Substantive progress requires alignment of government, professional societies, health care organizations, leaders, and individual physicians. The recently announced National Academy of Medicine Action Collaborative on Clinician Well-Being and Resilience is such an approach to addressing this matter.8 Though the cooperation at every level is required, the Academy of Medicine is taking ownership by sponsoring the Southwest Ohio Regional Update in Internal Medicine in a collaborative fashion with many in our community.

In closing, perhaps a wish that we might all have is that the Academy succeeds in improving the personal and professional lives of physicians in our community. As Atul Gawande9 has described, relationships with physicians benefit the health of patients. Patients live longer and are hospitalized less. But what Gawande does not mention is that strong relationships with patients also benefit the health of physicians.1
The strategic journey of the Academy through the waters of the local and national health care environment may be a bit choppy. However, with our current and future leadership and their commitment to our priorities, we are on course to succeed.
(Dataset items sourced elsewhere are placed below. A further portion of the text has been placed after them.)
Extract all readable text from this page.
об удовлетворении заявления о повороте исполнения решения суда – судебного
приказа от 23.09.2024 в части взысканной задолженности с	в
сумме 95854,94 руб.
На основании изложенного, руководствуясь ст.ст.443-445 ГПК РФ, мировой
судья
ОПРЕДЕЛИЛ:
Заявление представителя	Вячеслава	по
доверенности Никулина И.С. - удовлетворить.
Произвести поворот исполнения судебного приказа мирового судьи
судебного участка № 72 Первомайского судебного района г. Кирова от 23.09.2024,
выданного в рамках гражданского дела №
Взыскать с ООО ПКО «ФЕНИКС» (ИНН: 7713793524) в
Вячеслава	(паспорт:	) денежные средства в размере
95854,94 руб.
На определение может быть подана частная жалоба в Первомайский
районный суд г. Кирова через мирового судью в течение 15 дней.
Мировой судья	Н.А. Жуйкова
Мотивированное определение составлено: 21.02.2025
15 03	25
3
1. Dugdale, LS, Re-Enchanting Medicine. JAMA Internal Medicine. 2017:177:1075-1076.
2. West CP, Dyrbye LN, Erwin PJ, Shanafelt TD. Interventions to prevent and reduce physician burnout: a systematic review and meta-analysis. Lancet. 2016;388(10057):2272-2281.PubMedArticle
3. Freudenburger H. Staff burnout. J Soc Issues. 1974;30(1):159-165.
4. Shanafelt TD, Hasan O, Dyrbye LN, et al. Changes in burnout and satisfaction with work-life balance in physicians and the general US working population between 2011 and 2014. Mayo Clin Proc. 2015;90(12):1600-1613.
5. Maslach, C., Jackson, S.E, & Leiter, M.P. MBI: The Maslach Burnout Inventory: Manual. Palo Alto: Consulting Psychologists Press, 1996.
6. Wallace JE, Lemaire JB, Ghali WA. Physician wellness: a missing quality indicator. Lancet. 2009;374(9702):1714-1721.
7. Panagioti M, Panagopoulou E, Bower P, et al. Controlled interventions to reduce burnout in physicians: a systematic review and meta-analysis. JAMA Intern Med. 2017;177:195-205.
8. National Academy of Medicine. Action collaborative on clinician well-being and resilience. Accessed September 8, 2017
9. Gawande A. The heroisim of incremental care. The New Yorker. January 23, 2017. Accessed August 20, 2017.